Picture this: You’re packing for a long-awaited vacation, only to find that your cat has jumped into your suitcase and won’t get out of it. Or worse, he’s decided to use it as a litter box.
The old myth that cats are solitary creatures who crave nothing more than to be
left alone still persists. But the reality is that cats are very social creatures, and they often form strong bonds with their owners. Your cat could be so attached to you that being away from you triggers extreme nervousness and some troubling behaviors. In other words: separation anxiety.
Children suffer from this syndrome, as do dogs. But it does happen in the feline world, too. As the sensitive creatures they are, a cat’s expressions of angst can happen in both subtle and not so subtle ways. While it might feel like your cat is punishing you for leaving, his behavior is meant to self-soothe, bringing him comfort while you’re away from him. Signs your cat has some separation issues can include: following you around the house and getting distressed if he can’t be near you; hiding from other people; using excessive vocalization when you leave the house; and greeting you overexuberantly when you get home.
In more severe cases, your cat could be urinating outside the box or defecating on clothing or bedding while you’re gone; scratching on doors or window frames when he’s alone; getting anxious to the point of vomiting when you’re away; and overgooming or refusing to eat when you’re not there.
Why cats have separation issues
It’s common for cats who were either orphaned as kittens or weaned too early to develop unusually strong attachments to their humans. If your cat has only been exposed to one or two people, he’ll probably feel nervous while home alone, especially if it’s for a prolonged period.
Likewise, a cat who has no stimulation at home, apart from interaction with his human, could also have problems separating. Kitty might be so bored and lonely that he feels stressed when home alone with no distractions. I’ve conducted more than a few behavior sessions in homes where you would never know a cat lived there. No cat trees, no toys, or no window perches equal no fun for a cat.
Health concerns, however, could be the true cause of your cat’s actions and not separation anxiety. A trip to your veterinarian to rule out a physical cause for your cat’s behavior is a good first step in getting to the bottom of his actions.
Once health issues have been ruled out, there are things you can do to make it easier for you both.

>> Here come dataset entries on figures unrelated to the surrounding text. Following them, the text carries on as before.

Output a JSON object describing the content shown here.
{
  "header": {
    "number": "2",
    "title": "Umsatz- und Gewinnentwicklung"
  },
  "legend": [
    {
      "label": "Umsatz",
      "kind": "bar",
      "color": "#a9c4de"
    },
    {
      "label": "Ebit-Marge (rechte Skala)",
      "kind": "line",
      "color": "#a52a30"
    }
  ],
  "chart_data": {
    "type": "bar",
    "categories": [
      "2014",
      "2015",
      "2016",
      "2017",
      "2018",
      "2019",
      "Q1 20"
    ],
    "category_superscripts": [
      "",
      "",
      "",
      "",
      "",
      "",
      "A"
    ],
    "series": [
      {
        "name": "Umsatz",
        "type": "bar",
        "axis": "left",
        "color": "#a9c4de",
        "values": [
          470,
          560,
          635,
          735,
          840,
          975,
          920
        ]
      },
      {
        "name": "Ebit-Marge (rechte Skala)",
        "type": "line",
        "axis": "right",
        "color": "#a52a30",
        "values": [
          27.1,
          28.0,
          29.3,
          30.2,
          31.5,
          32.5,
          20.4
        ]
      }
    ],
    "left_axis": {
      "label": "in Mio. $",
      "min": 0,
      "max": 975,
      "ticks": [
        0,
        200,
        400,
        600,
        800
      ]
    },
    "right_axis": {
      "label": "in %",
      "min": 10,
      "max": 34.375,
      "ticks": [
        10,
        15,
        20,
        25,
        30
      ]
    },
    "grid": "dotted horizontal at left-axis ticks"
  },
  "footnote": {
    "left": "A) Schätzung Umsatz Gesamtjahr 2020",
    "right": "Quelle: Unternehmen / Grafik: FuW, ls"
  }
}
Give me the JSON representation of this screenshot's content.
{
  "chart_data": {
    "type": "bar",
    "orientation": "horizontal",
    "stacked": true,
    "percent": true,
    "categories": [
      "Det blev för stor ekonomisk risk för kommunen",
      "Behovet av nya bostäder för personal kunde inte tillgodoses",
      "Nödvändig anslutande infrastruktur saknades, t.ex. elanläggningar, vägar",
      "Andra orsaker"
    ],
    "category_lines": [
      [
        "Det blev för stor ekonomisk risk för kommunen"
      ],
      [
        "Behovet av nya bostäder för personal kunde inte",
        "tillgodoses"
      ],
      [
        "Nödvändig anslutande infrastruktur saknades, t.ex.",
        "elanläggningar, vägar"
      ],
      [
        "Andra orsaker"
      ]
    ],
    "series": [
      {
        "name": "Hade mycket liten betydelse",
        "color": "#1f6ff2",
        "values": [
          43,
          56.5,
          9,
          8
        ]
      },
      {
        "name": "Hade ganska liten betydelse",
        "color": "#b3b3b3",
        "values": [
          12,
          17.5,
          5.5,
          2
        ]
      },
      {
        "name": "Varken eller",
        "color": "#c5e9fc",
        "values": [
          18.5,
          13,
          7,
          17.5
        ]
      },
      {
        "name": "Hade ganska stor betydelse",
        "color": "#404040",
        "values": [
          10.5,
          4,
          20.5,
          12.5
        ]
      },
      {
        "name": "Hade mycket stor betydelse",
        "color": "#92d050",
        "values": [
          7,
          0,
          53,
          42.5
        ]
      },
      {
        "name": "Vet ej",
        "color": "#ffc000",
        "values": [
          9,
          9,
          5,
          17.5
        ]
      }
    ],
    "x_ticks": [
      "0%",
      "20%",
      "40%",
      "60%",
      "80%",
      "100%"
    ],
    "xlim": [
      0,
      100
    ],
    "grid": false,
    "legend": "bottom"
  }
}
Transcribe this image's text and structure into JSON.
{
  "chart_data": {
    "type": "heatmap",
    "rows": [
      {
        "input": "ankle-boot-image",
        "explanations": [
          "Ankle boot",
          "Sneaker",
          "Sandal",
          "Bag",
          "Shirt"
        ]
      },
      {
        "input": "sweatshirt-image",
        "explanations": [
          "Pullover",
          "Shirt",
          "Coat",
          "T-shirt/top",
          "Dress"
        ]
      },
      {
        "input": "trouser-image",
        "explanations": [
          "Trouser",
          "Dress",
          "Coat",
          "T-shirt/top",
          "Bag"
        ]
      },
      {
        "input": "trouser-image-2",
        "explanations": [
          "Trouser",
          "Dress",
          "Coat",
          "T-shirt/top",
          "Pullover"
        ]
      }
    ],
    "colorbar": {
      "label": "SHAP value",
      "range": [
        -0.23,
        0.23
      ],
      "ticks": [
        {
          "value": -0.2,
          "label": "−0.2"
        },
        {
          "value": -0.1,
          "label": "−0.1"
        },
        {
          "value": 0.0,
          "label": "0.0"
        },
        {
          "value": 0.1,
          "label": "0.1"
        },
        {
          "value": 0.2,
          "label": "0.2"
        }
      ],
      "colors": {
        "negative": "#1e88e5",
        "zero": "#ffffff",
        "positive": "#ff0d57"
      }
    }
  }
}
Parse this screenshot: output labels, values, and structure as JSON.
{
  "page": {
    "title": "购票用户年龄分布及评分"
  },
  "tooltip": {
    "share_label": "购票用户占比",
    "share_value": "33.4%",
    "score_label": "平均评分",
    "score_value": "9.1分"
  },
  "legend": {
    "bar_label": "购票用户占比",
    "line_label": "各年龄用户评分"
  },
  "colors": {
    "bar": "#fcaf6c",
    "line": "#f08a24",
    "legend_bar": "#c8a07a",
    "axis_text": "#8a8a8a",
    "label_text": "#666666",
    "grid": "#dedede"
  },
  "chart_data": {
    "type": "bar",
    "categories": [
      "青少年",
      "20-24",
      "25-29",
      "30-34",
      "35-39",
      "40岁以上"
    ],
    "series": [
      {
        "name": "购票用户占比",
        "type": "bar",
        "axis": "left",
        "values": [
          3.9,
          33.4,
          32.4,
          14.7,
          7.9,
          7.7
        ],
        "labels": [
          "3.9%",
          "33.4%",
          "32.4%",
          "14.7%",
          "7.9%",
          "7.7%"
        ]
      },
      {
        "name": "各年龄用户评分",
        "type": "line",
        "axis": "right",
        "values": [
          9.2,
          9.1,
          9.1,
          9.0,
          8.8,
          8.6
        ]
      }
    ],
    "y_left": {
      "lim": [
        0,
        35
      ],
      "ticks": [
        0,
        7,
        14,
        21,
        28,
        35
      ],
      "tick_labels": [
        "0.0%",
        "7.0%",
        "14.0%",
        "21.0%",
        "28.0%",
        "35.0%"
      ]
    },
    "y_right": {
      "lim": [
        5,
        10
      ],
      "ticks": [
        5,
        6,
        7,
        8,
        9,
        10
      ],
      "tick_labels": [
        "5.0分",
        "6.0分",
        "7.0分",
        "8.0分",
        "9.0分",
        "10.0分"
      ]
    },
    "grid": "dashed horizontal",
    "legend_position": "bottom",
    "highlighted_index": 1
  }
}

Behavior modification: A cat experiencing separation issues is conditioned to become upset when he sees certain actions or items that tell him you’re leaving. Desensitize these items and actions, so they have no meaning to your cat. Bringing out your suitcases to pack for vacation or simply putting on your coat and pulling out your keys could trigger anxiety. Try leaving your suitcase out for a while when you aren’t traveling. Pull out your keys a few times a day, but don’t go anywhere, or leave your jacket out for a few days. Soon these cues will lose their power, and your cat won’t become quite so anxious when he sees them.
When you do leave the house, make a point to distract your cat with some treats or a toy before quietly slipping out the door without any long goodbye.
Environmental stimulation: Create a paradise for your cat so he has fun things to do when he’s home alone. Add a cat tree so he can sit up high to view his world. Keep him busy for hours by filling treat balls with his favorite snacks or hiding goodies in several places around the house. Placing bird feeders by your cat’s favorite window perch will also keep him entertained. If he’s an only cat, think about getting him a friend. He might not even notice you’re gone.
Music or television: Leave some soft music playing or a television on low volume so your cat doesn’t feel like he’s alone. Videos showing birds or colorful butterflies will keep him glued to the television for hours.
Exposure to new people: If your cat isn’t used to anyone else being
around but you, he could easily become fearful of others. Have friends come
over from time to time, and let them offer your cat a favorite treat or toy. It might take a few attempts before your cat is brave enough to come near, so be patient. Getting him used to other people will make him less anxious overall and will help him accept other caregivers when you’re gone. If you’ll be gone for a prolonged period, find a pet sitter who will visit your cat daily and spend time playing with and paying attention to him.
Anti-anxiety medication: In extreme cases of separation anxiety, medication might be needed before your cat will respond to the steps above. If nothing you’ve tried so far has quelled his anxiety, talk with your veterinarian to determine the best course of action for you and your cat.
Helping your cat to be less upset when you’re away from him will help him become less nervous and much happier, even when you are away. Of course, he’ll always be happiest when you’re together, and he gets to spend quality time just being with you.